手を伸ばしたいのに動かすのも憚り、激痛が走る。

せっかく予約までしてまで続編楽しみにしてたのに、なんで動かないのよ!

地面なんかと仲良くなりたいわけじゃないんだから、この後帰ってゲームして幸せになるグッドエンドやキャラクター攻略して楽しむはずだったのに。

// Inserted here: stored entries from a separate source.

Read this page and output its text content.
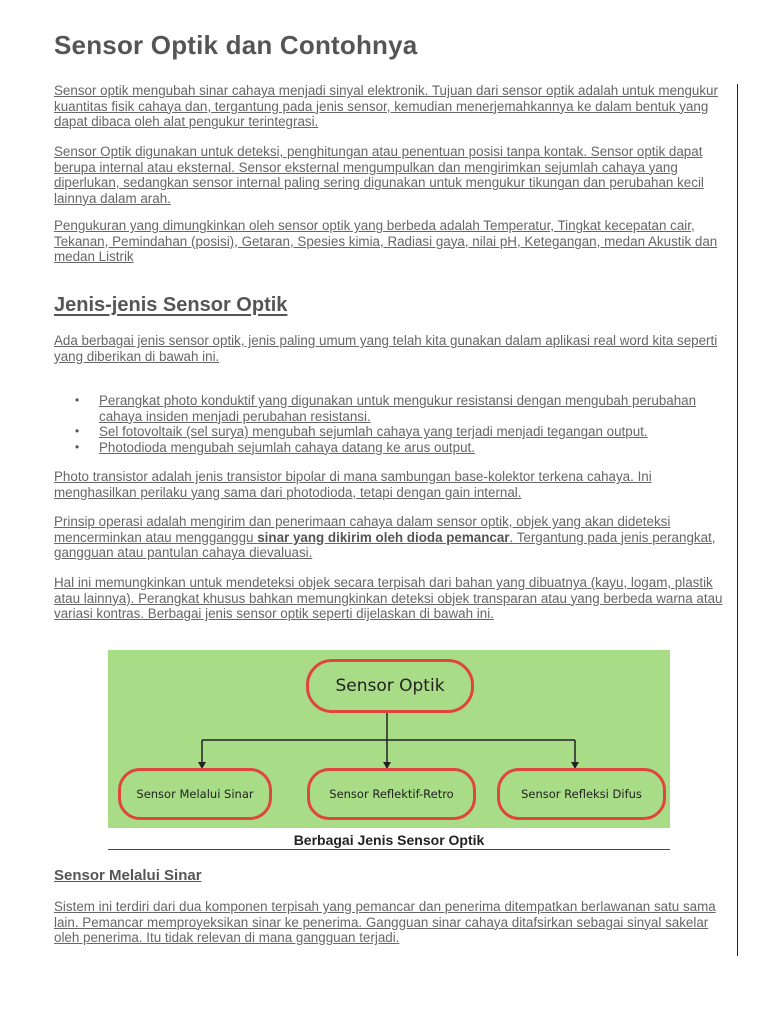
Sensor Optik dan Contohnya

Sensor optik mengubah sinar cahaya menjadi sinyal elektronik. Tujuan dari sensor optik adalah untuk mengukur kuantitas fisik cahaya dan, tergantung pada jenis sensor, kemudian menerjemahkannya ke dalam bentuk yang dapat dibaca oleh alat pengukur terintegrasi.

Sensor Optik digunakan untuk deteksi, penghitungan atau penentuan posisi tanpa kontak. Sensor optik dapat berupa internal atau eksternal. Sensor eksternal mengumpulkan dan mengirimkan sejumlah cahaya yang diperlukan, sedangkan sensor internal paling sering digunakan untuk mengukur tikungan dan perubahan kecil lainnya dalam arah.

Pengukuran yang dimungkinkan oleh sensor optik yang berbeda adalah Temperatur, Tingkat kecepatan cair, Tekanan, Pemindahan (posisi), Getaran, Spesies kimia, Radiasi gaya, nilai pH, Ketegangan, medan Akustik dan medan Listrik

Jenis-jenis Sensor Optik

Ada berbagai jenis sensor optik, jenis paling umum yang telah kita gunakan dalam aplikasi real word kita seperti yang diberikan di bawah ini.

• Perangkat photo konduktif yang digunakan untuk mengukur resistansi dengan mengubah perubahan cahaya insiden menjadi perubahan resistansi.
• Sel fotovoltaik (sel surya) mengubah sejumlah cahaya yang terjadi menjadi tegangan output.
• Photodioda mengubah sejumlah cahaya datang ke arus output.

Photo transistor adalah jenis transistor bipolar di mana sambungan base-kolektor terkena cahaya. Ini menghasilkan perilaku yang sama dari photodioda, tetapi dengan gain internal.

Prinsip operasi adalah mengirim dan penerimaan cahaya dalam sensor optik, objek yang akan dideteksi mencerminkan atau mengganggu sinar yang dikirim oleh dioda pemancar. Tergantung pada jenis perangkat, gangguan atau pantulan cahaya dievaluasi.

Hal ini memungkinkan untuk mendeteksi objek secara terpisah dari bahan yang dibuatnya (kayu, logam, plastik atau lainnya). Perangkat khusus bahkan memungkinkan deteksi objek transparan atau yang berbeda warna atau variasi kontras. Berbagai jenis sensor optik seperti dijelaskan di bawah ini.

Sensor Optik
Sensor Melalui Sinar	Sensor Reflektif-Retro	Sensor Refleksi Difus
Berbagai Jenis Sensor Optik
Sensor Melalui Sinar

Sistem ini terdiri dari dua komponen terpisah yang pemancar dan penerima ditempatkan berlawanan satu sama lain. Pemancar memproyeksikan sinar ke penerima. Gangguan sinar cahaya ditafsirkan sebagai sinyal sakelar oleh penerima. Itu tidak relevan di mana gangguan terjadi.
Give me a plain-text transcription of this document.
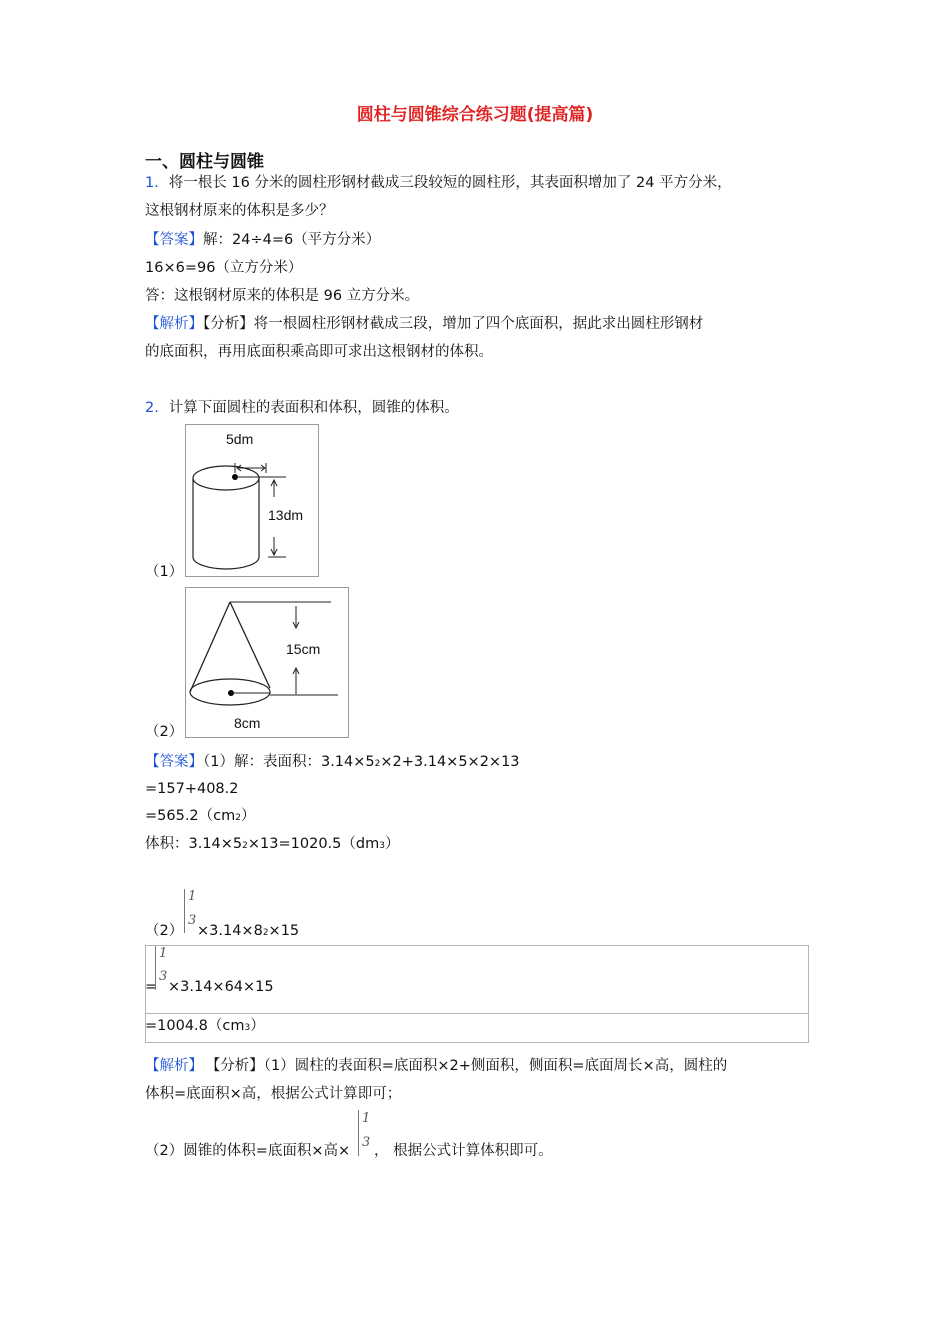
圆柱与圆锥综合练习题(提高篇)
一、圆柱与圆锥
1．将一根长 16 分米的圆柱形钢材截成三段较短的圆柱形，其表面积增加了 24 平方分米，
这根钢材原来的体积是多少？
【答案】解：24÷4=6（平方分米）
16×6=96（立方分米）
答：这根钢材原来的体积是 96 立方分米。
【解析】【分析】将一根圆柱形钢材截成三段，增加了四个底面积，据此求出圆柱形钢材
的底面积，再用底面积乘高即可求出这根钢材的体积。
2．计算下面圆柱的表面积和体积，圆锥的体积。
（1）
5dm
13dm
（2）
15cm
8cm
【答案】（1）解：表面积：3.14×52×2+3.14×5×2×13
=157+408.2
=565.2（cm2）
体积：3.14×52×13=1020.5（dm3）
（2）
1
3
×3.14×82×15
=
1
3
×3.14×64×15
=1004.8（cm3）
【解析】 【分析】（1）圆柱的表面积=底面积×2+侧面积，侧面积=底面周长×高，圆柱的
体积=底面积×高，根据公式计算即可；
（2）圆锥的体积=底面积×高×
1
3
， 根据公式计算体积即可。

あー目が霞むし悔しいし、地面には大勢の足や叫び声、あーもう煩い、早く起こして欲しいのに。

ダメだ眠い。


★★★★


ユサユサと身体が揺さぶられる、誰かが自分を呼んでいる。

「.......お嬢様...........アルセイヌお嬢様。」

声が異様に優しいから看護師さんかと思ったのに、アルセイヌって誰かいな?
私はそんな外国人みたいな名前ではないので寝ます。

それにしても気持ち良い病院のベッドですね。
昔に入院してた頃は病院のベッドなんて硬いし辛かったんですけどね。

では二度寝をと再び寝ようと布団を被り直しましたのに、またもや安眠への道を邪魔される。

「アルセイヌお嬢様、起きないと突撃されますよ。」

またもや見知らぬ名前で呼ばれて、あーもしかして横に外人さんが寝てるんだろうし私には関係ないかも。
何が突撃されるかは、わからないけれどご愁傷様です。

では寝ようと目蓋を閉じようとしたとき、バンッと勢いあるドアの音と駆け寄るような音が聞こえ....そして!

バフッと布団の上に重みと衝撃が私を襲う!!

ん!? 何故に私に衝撃が!

「もう! アル...いつまで寝てるんですの! もうお昼ではないですか。一緒にご飯を食べますわよ、でないと大きくなれないのよ!」

えらく可愛いボイスに呻きと痛みを我慢して、のそりと布団をめくり布団の上にいる人物を見た瞬間。
アレ? この子見たことがあるんだけど。

金髪の髪に青い瞳、幼い面影なのに将来は絶対に美人になる素質は醸し出しているような美少女顔、ライナリア。
《蝶の花に愛された藤蕾を貴方に》
の主人公の友人になり、アルセイヌをバッドエンドに突き落とした人物。

なぜに貴方が私の上でニコニコして見下ろしているのでしょうか。

生ライナリアに目をパチパチして瞬いて驚いてたら、プクーと頬を緩ませてから、エイ! と言い。
私の頬をぷにぷにと摘み上げて、引っ張ったりふにぷにしてくる。

あーもしかして私は、病院ではなくあの世に行って。
神様が死の淵に見せてくれるのだろうか。

あの乙女ゲームに生きるキャラクターとの邂逅を。
うん、絶対そうだ。
ありがたいです、こんな生き生きしてるのは美味しいです。

コクコクと納得してジッとライナリアを見つめてると、ライナリアはもみもみを止めてから私を見て首を傾げるもニヤッと笑みを浮かべ

「ねえアルセイヌ、どうしても起きる気がないようね。しょうがない、これも姉としての教育ですもの。覚悟!」

えいって感じで私の脇腹や腰をこちょこちょとくすぐってくるもんだから、こしょばゆくて笑い死にました。チーン。